Tanya
15 years agoMember
My BC Journey
Here is my story......
I found a lump and went to my GP, she said "wow that is big" (not real reassuring) and thought I should have a mammo and biopsy. As this can not be done in the town where I live, she referred me to Townsville. I am still at this stage thinking it is nothing to worry about, but should get it checked out anyway.
Rang Townsville to get an appointment and can't get in for four weeks and first appointment is 24th December. My husband is really worried and says that I shouldn't have to wait that long and will get it sorted. He is on the phone trying to get me an appoinment in Darwin of all places . I am saying to him settle down it is nothing but if it makes him feel better I will try and get an appoinment in Mackay and fly there. We used to live in Mackay and it'll be a good chance to catch up with some friends.
My husband insisted on coming with me, but at the last minute I convinced him that it really was nothing....I say look I am only 36, and healthy. And the lady at the breast clinic told me not to panic that 90% of lumps are nothing (I can't actually remember the correct %) . So I convinced Shane to stay at home with the kids 2 and 4 yrs and I would be back the next day.
So off I go on the Plane to Mackay, stay in a Motel overnight and then next morning head off for my mammogram, thinking to myself I will just get this out of the way and I will go and catch up with some friends and do a spot of Christmas shopping before heading back to catch the plane home. I was still confident that it was nothing. I knew that the lump was a good size, it was easy to feel and felt the size of a golf ball, but did not for one minute think that it was anything serious.
I had the mammo and then went for the biopsy. I was lying on the table chatting to the radiographer, talking about kids, she had kids the same age. Doc does the biopsy and I say to him "don;'t spose you can tell me what it is" fully expecting the stock standard reply "can't tell at this stage" or something like that, and he says to me " I am 99% sure it is cancer" !!!! I said to the nurse "did he just say Caner????? I am numb!!!!! and just want to go home and part of me thinks that this is a dream and I will wake up soon.
So I am in a strange city without my family and desperately wanting my husband. First things first, I ring the car rental company and tell them I am taking their car to Charters Towers (6 hours drive), don't care what it costs, bill me. Then ring to tell my husband that I have cancer and I am driving home. The rest is a blur, Shane is getting cranky with me, telling me not to drive (he is just worried that I am driving while I am upset) and all I want to do is to get far away from where I am all alone.
Well things happened pretty quickly once I got back. I remember waking up one morning and saying to my husband that I just had the worst dream and he says "sweety it is real" . My husband refused to accept the diagnosis until we got the path results and I guess a little part of me held out hope that there was a 1% chance that it wasn't. I was booked in for a mastecomy on 20th December and got out 24th. Just in time for Christmas....

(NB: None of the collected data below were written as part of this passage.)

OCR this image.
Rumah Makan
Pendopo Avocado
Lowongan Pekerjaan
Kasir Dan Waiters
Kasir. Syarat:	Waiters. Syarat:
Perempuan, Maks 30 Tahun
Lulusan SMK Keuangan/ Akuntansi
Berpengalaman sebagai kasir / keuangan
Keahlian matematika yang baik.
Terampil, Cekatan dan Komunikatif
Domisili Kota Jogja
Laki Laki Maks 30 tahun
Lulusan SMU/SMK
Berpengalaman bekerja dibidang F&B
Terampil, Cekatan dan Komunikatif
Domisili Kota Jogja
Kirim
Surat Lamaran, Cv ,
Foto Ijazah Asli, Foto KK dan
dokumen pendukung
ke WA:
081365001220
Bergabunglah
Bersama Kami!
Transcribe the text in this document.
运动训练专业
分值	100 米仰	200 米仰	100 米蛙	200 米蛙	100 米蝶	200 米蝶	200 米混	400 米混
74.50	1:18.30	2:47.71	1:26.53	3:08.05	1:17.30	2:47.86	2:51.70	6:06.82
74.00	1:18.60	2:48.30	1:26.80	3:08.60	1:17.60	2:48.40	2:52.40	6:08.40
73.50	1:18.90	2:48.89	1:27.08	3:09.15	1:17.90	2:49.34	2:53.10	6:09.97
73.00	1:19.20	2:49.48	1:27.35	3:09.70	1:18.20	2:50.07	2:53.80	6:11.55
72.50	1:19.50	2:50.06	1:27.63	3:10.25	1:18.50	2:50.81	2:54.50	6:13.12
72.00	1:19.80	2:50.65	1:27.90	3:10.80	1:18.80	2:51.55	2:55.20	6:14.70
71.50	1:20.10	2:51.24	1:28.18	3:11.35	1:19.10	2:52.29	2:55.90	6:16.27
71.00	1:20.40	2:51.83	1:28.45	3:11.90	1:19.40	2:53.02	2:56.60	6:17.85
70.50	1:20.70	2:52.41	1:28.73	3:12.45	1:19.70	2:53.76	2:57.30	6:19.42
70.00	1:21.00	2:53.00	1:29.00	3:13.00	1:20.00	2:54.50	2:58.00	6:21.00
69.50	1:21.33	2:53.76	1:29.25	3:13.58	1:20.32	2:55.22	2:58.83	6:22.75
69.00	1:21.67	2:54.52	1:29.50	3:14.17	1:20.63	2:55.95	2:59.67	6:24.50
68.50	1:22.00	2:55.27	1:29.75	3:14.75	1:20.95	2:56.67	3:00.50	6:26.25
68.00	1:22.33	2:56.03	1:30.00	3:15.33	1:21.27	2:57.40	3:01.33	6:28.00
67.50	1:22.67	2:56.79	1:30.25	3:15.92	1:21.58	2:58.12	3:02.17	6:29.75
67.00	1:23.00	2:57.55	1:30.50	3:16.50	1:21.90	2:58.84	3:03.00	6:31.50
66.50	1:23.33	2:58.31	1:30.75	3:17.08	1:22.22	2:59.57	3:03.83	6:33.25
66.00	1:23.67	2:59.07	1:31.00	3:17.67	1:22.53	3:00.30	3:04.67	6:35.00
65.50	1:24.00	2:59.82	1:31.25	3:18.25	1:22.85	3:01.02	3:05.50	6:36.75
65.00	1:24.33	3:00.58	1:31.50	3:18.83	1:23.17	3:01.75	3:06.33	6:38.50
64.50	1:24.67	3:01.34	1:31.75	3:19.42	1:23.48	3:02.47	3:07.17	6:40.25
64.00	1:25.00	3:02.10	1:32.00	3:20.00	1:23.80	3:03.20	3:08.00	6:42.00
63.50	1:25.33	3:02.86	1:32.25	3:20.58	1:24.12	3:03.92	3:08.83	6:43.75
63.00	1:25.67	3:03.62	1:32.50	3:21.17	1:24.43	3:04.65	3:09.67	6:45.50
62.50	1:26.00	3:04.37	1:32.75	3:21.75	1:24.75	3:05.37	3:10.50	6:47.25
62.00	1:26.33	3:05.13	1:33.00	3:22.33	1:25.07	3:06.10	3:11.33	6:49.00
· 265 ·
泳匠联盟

I started chemo on 23rd January which has been the hardest thing that I have ever done in my life. I could not recieve chemo in Charters Towers so had to travel to Townsville once every three weeks, which is quite difficult with 2 young children. So on chemo day my sister travelled up from Townsville with her one year old to have my 2 kids whilst Shane drove me to Townville for chemo. I started chemo one week before my eldest son started Prep. I was determined to get him to school and was so sick and asked my onc for some meds to help me get there. I swear I was high as a kite on Brandons first day of school. Poor little darlin.
Anyway I have now finished chemo and still do not feel like someone that I recognise. My body feels like it is 200 years old. Don;t know if that is from the Arimidex or just a chemo hangover. Time will tell.
My husband, mother and sister and off course my beautiful priceless children have been my constant support and inspiration. Before BC I always used to say to my husband how blessed we were each and every day. Our life was and always had been near perfect and our romance a fairy tale and I often wish for that life back. I am hoping things will get better with time.
Update
Well it is now 2010 and life is good, no great, I love my life!!!! I am counting the days until my next surgery where they will take my other breast off (prolactic) and give me a new set. This is going to put part of my BC journey in the past. I know part of me likes the scars as a reminder of that closeness that BC bought to my family and how it has changed my life for the better. Yes, I hobble like an old woman and I sometimes have a foggy head but I stand tall and proud of where I am in my life and take everyday as a blessing.